Agent Memory Engineer Is About to Be a Real Job Title

I’ve become a little obsessed with agent memory. And the more I learn about it, the more convinced I am that this field is about to explode, with dedicated Agent Memory Engineers, maybe even Agent Memory Architects, as real titles on real job boards.

I know how that sounds. We already have enough hyphenated AI roles to fill a LinkedIn bingo card. But I didn’t get here from a trend report. I got here from watching my own agent fail in the dumbest, most human way possible: it forgot a customer.

Let me explain.

First, why agents forget at all

If you’ve ever talked to an AI system, a chatbot, a coding agent, whatever, and wondered why it didn’t remember what you were just talking about, here’s the answer. LLMs are stateless by default. They don’t come with a built-in memory system. Each prompt you send is treated as a completely isolated event.

So when you’re deep in a chat and it feels like the agent remembers the last ten messages, the interface is faking it. Behind the scenes it’s taking the whole conversation history and re-sending all of it to the model as one giant combined prompt, every single turn.

It is the ability for AI agents to remember anything—the last thing you asked it to code, your favorite sweatshirt, the customer that called about their brake pad last week, the chat conversation you had 6 months ago—anything. But since LLMs are stateless by default, meaning they do not have a built-in memory system, figuring out how to give it to them is one of the most interesting unsolved problems in the space right now.

Memory vs. the context window (they are not the same thing)

Ok, but isn’t the memory stored in context windows now?

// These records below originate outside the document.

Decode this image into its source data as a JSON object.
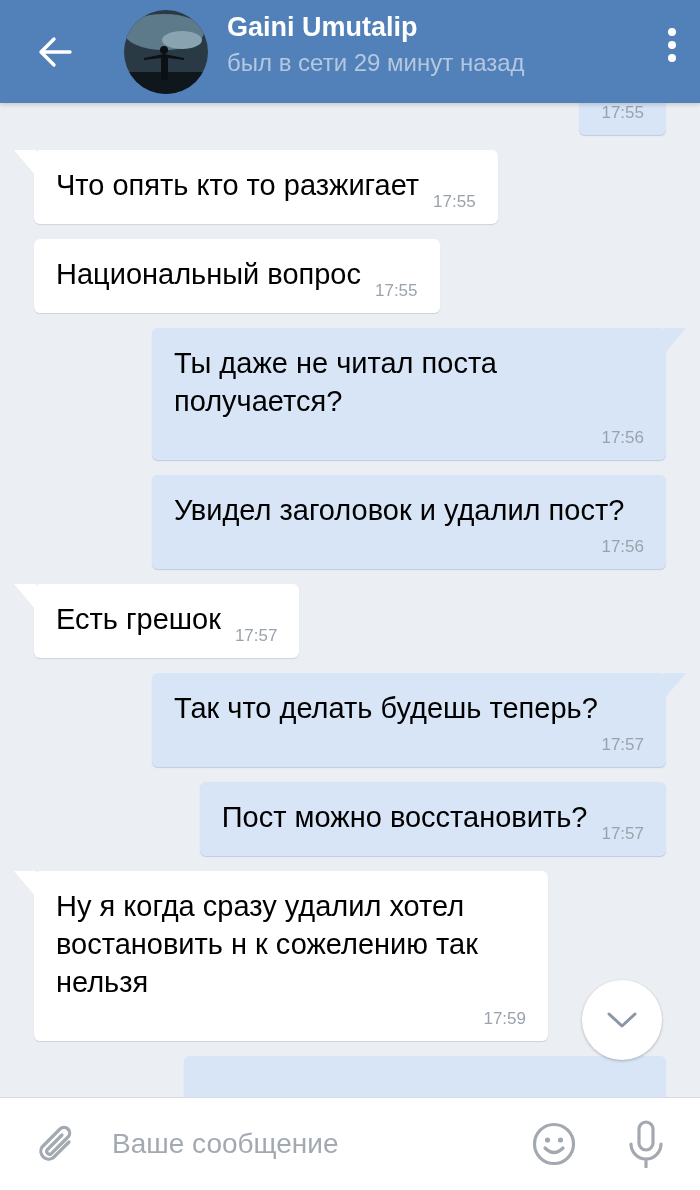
{
  "header": {
    "name": "Gaini Umutalip",
    "status": "был в сети 29 минут назад"
  },
  "messages": [
    {
      "kind": "outgoing",
      "tail": false,
      "time": "17:55"
    },
    {
      "kind": "incoming",
      "tail": true,
      "text": "Что опять кто то разжигает",
      "time": "17:55"
    },
    {
      "kind": "incoming",
      "tail": false,
      "text": "Национальный вопрос",
      "time": "17:55"
    },
    {
      "kind": "outgoing",
      "tail": true,
      "text": "Ты даже не читал поста получается?",
      "time": "17:56"
    },
    {
      "kind": "outgoing",
      "tail": false,
      "text": "Увидел заголовок и удалил пост?",
      "time": "17:56"
    },
    {
      "kind": "incoming",
      "tail": true,
      "text": "Есть грешок",
      "time": "17:57"
    },
    {
      "kind": "outgoing",
      "tail": true,
      "text": "Так что делать будешь теперь?",
      "time": "17:57"
    },
    {
      "kind": "outgoing",
      "tail": false,
      "text": "Пост можно восстановить?",
      "time": "17:57"
    },
    {
      "kind": "incoming",
      "tail": true,
      "text": "Ну я когда сразу удалил хотел востановить н к сожелению так нельзя",
      "time": "17:59"
    },
    {
      "kind": "outgoing",
      "tail": false
    }
  ],
  "composer": {
    "placeholder": "Ваше сообщение"
  }
}
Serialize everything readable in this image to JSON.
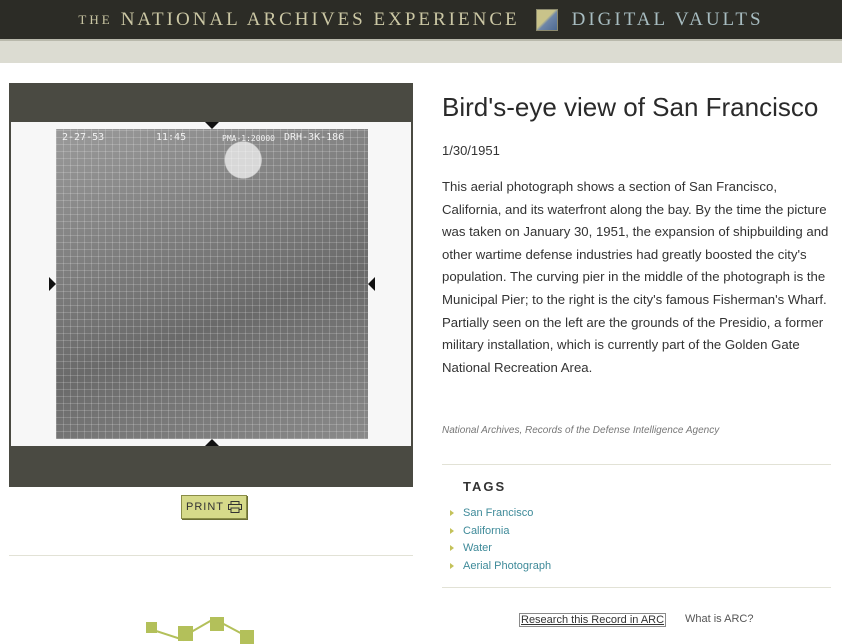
{
  "header": {
    "prefix": "THE",
    "brand": "NATIONAL ARCHIVES EXPERIENCE",
    "section": "DIGITAL VAULTS"
  },
  "photo": {
    "caption_date": "2-27-53",
    "caption_time": "11:45",
    "caption_scale": "PMA-1:20000",
    "caption_id": "DRH-3K-186"
  },
  "print_label": "PRINT",
  "record": {
    "title": "Bird's-eye view of San Francisco",
    "date": "1/30/1951",
    "description": "This aerial photograph shows a section of San Francisco, California, and its waterfront along the bay. By the time the picture was taken on January 30, 1951, the expansion of shipbuilding and other wartime defense industries had greatly boosted the city's population. The curving pier in the middle of the photograph is the Municipal Pier; to the right is the city's famous Fisherman's Wharf. Partially seen on the left are the grounds of the Presidio, a former military installation, which is currently part of the Golden Gate National Recreation Area.",
    "credit": "National Archives, Records of the Defense Intelligence Agency"
  },
  "tags": {
    "heading": "TAGS",
    "items": [
      "San Francisco",
      "California",
      "Water",
      "Aerial Photograph"
    ]
  },
  "arc": {
    "research_link": "Research this Record in ARC",
    "what_link": "What is ARC?"
  },
  "icons": [
    "logo-icon",
    "printer-icon",
    "tag-arrow-icon"
  ],
  "colors": {
    "header_bg": "#2c2c26",
    "header_text": "#cbc7a4",
    "accent_green": "#b3c05a",
    "link_teal": "#3e8a99"
  }
}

Not really. A context window is the information an agent has access to right now. If you think about working with your AI coding agent, that’s your prompt, your instruction files, your skills, your MCP servers, anything the agent can see in this exact moment. That is the context window.

Memory is different. The key difference is that memory is data stored for retrieval later. The way I think about it: agent memory is like a database, a place where data lives so you can pull it back whenever you need it. The context window is more like a single login session. While you’re in that session you can grab whatever you need, but once the session closes, all of it is gone.

Make sense?

The agent that couldn’t remember a brake pad

And speaking of memory as a database: I built an AI receptionist named Axel for my brother’s auto shop a few months ago. The job was simple on paper. Answer the phone, talk to customers like a person, handle the calls a busy shop owner doesn’t have time to pick up.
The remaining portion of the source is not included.